As a Chief Marketing Officer, one of your main roles is communicating “The Next Big Thing”. What can we expect to see in the coming year?
Verification is the next big thing in search, and we’re going to be seeing a lot more discussion from brands about taking back their truth online in the coming year – both in search engines and on their own sites. Businesses are increasingly realizing that the search feature on their websites is incredibly useless in helping people find the information they’re looking for — in many cases, brands have either given up on it or don’t even realize how bad it is at answering their customers’ questions.
We’ll also be seeing a lot more of Todd Munion, the personification of misinformation that we introduced in our new ad campaign, as we create a sense of urgency among CMOs to take a stand and take back control of their facts from so-called “experts” online.
To understand the effectiveness of brands’ responses to consumers online, Yext analyzed the results of the “People Also Ask” search results feature within Google. In the study, only answers and links to the actual brand’s website were labeled as “brand verified answers”. Could you share some key findings from this analysis?
Yext believes that the ultimate source of truth about a brand should be the brand itself. We created the concept of brand verified answers, meaning an answer that comes straight from the source, not from third parties that may not have the right information. When someone asks a factual question about a brand on Google, Alexa, Siri, or even on the brand’s own site, they want a verified answer – that’s where Yext comes in. We analyzed Fortune 500 companies to see how many answers to commonly asked questions about them were coming from the brand itself, and found that an alarming number of companies have unverified, third-party sources answering questions about them. In most industries, only 14% of the answers came directly from the brand.
You helped Steve Jobs to launch Macintosh and later worked with him at NeXT and Pixar. What lessons have you learned from him that you apply to your work?
One of the most important lessons Steve taught me is just how critical attention to detail is. This extended to everything from the product itself to the physical environment in which customers and prospects would experience a product. Steve believed that atmosphere is just as important and should be given as much attention as the product itself when it comes to selling. The special, modern experience you have in an Apple Store or office is a great example, but it’s also something Yext has captured at its annual conference, ONWARD. Every year, Yext leaves no stone unturned in creating a world-class experience for leaders in tech and marketing as they stepped into the world of Yext.
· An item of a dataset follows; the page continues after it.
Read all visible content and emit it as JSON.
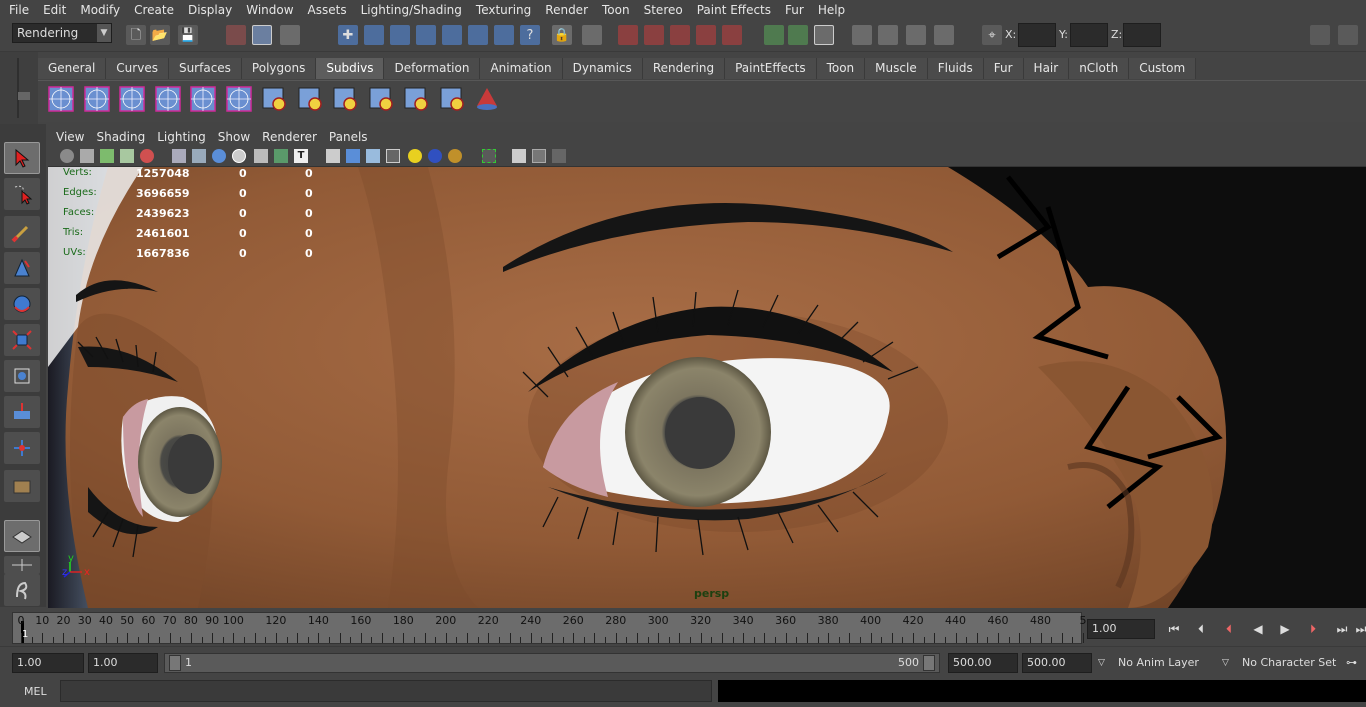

This year, for example, ONWARD attendees could demo the Yext platform in a special area with futuristic elements like a motion-sensing galaxy floor.
Tell us about the innovation in the tech industry that excites you the most right now.
Advanced natural language processing is going to change the way all of us use technology. NLP is the foundation of Yext Answers, the new search product Yext just launched to allow businesses to understand the complex questions customers search on their sites and return intelligent answers.
We fundamentally believe there are two types of searches: objective questions, where people look for facts about things like addresses and hours of operation that should come from the brand itself, and subjective questions like “best pizza in NYC,” for example, where they want to see reviews and blogs. At Yext, we imagine a future where customers can say “Hey McDonalds, how many calories are in a Big Mac?” directly to a search engine or voice assistant and get an answer directly from McDonalds. Powerful NLP and AI will be the key to make that a reality.
Yext has been named a Best Place to Work by Fortune and a Great Place to Work®, as well as a Best Workplace for Women. Could you describe the overall culture at Yext and what makes it so unique?
Yext’s culture is vibrant, fun, and inclusive of all backgrounds. We do important and hard work at Yext, but there’s a sense of humor that starts from the top and trickles down to the rest of the organization, fostering a lighthearted work atmosphere.
How do you as a successful woman plan to inspire the next generation?
I love working with young people and surrounding myself with their fresh perspectives, ideas, and desire to change the world — it’s just part of why I enjoy working with Yext so much. I’m writing a sequel to my first book to teach leaders, including those of the next generation, how to take their innovative ideas and activate them. It’s one thing to have a good idea and another to actually make it happen, and I hope sharing the lessons I’ve learned will help people turn their ideas into reality.